OpenScoring REST API: https://github.com/jpmml/openscoring Demo
instance: http://openscoring-ncoghlan.rhcloud.com/openscoring/ Demo git
repo: https://github.com/ncoghlan/openscoring-openshift

PMML ScoreCard generation from JSON input
-----------------------------------------

scorecard.pmml\_scorecard generates PMML scorecard definitions from a
JSON-compatible input mapping.

See examples/risk\_example.json (input) and examples/risk\_example.xml
(output)

All ScoreCards produce a single predicted risk score and up to 3 reason
codes:

-  ``RiskScore``
-  ``ReasonCode1``
-  ``ReasonCode2``
-  ``ReasonCode3``

Generated ScoreCards are also currently all hardcoded to use the
"pointsAbove" reason code algorithm, the "min" baseline score algorithm,
``0`` as the initial score for the overall scorecard evaluation and
``1`` as the baseline score for each individual characteristic (this
ensures that characteristics achieving a partial score of ``0`` are
never reported as reason codes for the overall risk scoring).

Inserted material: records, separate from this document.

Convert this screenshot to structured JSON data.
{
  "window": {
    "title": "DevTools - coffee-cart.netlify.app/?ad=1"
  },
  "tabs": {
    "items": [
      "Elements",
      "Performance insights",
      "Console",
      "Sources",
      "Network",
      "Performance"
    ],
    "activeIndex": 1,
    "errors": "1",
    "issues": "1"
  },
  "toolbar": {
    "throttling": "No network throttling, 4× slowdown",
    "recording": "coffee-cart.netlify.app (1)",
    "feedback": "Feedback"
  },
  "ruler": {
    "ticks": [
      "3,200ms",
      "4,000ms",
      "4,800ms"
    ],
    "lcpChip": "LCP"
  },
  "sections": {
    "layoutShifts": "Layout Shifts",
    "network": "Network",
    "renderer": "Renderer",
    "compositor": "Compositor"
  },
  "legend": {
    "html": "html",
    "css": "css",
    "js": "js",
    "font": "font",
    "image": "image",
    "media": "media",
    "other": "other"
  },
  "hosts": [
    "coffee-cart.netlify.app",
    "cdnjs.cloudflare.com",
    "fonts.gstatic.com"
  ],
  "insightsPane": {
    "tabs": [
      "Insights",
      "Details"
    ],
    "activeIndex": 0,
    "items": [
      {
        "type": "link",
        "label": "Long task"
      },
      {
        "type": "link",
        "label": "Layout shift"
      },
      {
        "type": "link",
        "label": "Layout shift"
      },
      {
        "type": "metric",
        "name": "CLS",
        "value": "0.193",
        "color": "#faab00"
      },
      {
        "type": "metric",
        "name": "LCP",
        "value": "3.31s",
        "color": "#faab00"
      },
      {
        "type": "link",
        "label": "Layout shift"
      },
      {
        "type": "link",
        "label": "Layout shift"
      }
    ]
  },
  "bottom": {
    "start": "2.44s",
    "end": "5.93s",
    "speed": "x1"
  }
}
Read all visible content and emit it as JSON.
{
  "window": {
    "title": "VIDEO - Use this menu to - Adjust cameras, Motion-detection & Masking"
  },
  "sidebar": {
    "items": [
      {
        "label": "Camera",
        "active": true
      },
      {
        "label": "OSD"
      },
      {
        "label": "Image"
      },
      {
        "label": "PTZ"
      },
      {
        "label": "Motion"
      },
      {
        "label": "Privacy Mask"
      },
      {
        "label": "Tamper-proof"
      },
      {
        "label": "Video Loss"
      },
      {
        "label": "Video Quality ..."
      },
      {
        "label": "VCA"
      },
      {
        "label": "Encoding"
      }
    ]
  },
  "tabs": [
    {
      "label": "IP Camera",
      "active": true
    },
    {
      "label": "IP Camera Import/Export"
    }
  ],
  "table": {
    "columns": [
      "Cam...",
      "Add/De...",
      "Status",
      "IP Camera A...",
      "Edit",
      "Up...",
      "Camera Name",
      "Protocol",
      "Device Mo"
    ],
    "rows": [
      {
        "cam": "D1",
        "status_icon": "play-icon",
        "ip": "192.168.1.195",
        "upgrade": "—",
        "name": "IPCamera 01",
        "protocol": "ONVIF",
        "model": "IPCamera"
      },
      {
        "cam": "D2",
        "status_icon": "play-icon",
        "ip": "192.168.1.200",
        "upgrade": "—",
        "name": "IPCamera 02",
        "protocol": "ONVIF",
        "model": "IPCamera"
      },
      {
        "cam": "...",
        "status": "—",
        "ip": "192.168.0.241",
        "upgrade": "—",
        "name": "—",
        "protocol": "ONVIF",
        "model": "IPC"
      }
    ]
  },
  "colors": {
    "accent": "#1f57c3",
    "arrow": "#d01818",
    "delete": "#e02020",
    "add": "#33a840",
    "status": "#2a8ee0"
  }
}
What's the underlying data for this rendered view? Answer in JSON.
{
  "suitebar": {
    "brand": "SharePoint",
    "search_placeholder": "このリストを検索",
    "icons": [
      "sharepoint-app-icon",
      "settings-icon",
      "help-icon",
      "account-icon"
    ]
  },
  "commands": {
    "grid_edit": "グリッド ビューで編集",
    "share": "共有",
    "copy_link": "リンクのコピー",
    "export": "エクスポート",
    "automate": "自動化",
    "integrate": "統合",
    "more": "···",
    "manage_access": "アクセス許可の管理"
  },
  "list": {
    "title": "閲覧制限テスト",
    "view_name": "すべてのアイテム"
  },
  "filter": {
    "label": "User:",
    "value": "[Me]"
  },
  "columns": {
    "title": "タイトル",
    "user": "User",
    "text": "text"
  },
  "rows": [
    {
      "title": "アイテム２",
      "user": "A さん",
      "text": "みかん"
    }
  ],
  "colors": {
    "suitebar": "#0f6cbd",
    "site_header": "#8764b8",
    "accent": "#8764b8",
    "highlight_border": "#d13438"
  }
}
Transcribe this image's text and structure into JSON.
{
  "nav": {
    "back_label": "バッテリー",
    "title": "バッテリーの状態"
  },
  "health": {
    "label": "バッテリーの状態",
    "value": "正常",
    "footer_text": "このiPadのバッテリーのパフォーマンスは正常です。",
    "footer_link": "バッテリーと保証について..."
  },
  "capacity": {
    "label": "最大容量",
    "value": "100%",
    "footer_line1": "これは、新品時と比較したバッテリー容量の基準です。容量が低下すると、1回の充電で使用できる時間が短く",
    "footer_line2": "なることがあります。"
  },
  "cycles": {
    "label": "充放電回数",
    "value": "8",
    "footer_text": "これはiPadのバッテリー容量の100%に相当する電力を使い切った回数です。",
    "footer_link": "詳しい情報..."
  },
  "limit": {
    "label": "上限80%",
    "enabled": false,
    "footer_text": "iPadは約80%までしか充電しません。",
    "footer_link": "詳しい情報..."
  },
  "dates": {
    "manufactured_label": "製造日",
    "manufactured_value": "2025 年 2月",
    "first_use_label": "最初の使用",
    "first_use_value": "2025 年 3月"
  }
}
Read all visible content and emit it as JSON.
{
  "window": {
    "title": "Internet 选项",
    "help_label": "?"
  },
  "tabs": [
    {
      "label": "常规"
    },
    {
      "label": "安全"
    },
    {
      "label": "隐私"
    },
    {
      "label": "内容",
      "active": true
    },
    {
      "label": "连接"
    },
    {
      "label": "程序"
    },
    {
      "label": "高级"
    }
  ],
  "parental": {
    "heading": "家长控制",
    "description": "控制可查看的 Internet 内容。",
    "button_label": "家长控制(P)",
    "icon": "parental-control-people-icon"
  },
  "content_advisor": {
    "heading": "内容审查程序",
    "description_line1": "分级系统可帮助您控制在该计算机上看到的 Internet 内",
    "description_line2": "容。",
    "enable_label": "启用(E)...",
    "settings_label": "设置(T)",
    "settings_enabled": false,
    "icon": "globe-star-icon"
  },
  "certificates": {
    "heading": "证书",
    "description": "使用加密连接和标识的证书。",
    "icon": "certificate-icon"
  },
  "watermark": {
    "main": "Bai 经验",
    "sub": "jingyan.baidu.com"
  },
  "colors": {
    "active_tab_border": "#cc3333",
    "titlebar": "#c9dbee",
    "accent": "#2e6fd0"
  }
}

The input format is a JSON mapping with the following fields:

-  ``model_name``: name of the model
-  ``data_fields``: sequence of field definitions for the DataDictionary
   and MiningSchema sections in the generated PMML Scorecard

-  ``name``: used in both the DataField entry and the MiningField entry
-  ``dataType``: used in the DataField entry
-  ``optype``: used in the DataField entry to define handling of
   comparisons

-  ``characteristics``: sequence of definitions for the Characteristic
   section in the generated PMML Scorecard

-  ``name``: data field used by this characteristic. Also used to derive
   the characteristic name as ``name + "Score"`` and the overall
   characteristic reason code as ``name + "RC"``
-  ``attributes``: sequence of attribute definitions used by the
   characteristic

   -  ``reasonCode``: specific reason code when this criterion is met
   -  ``partialScore``: contribution to the risk score when this
      criterion is met
   -  ``predicate``: predicate defining this criterion (see below for
      details)

Predicates can be defined as either a single string, or as a sequence of
such strings. Each string predicate is of the form "OP value", with the
data field named in the characteristic definition being the implied left
hand side of the operation. Predicate sequences are implicitly and'ed
together to define the overall criterion to be met for that attribute.

Permitted operations are ``==`` for data fields with the categorical
optype, and ``==``, ``<``, ``<=``, ``>=``, and ``>`` for data fields
with the continuous optype (while other optypes are defined in PMML,
they are not yet supported in pyscorecard).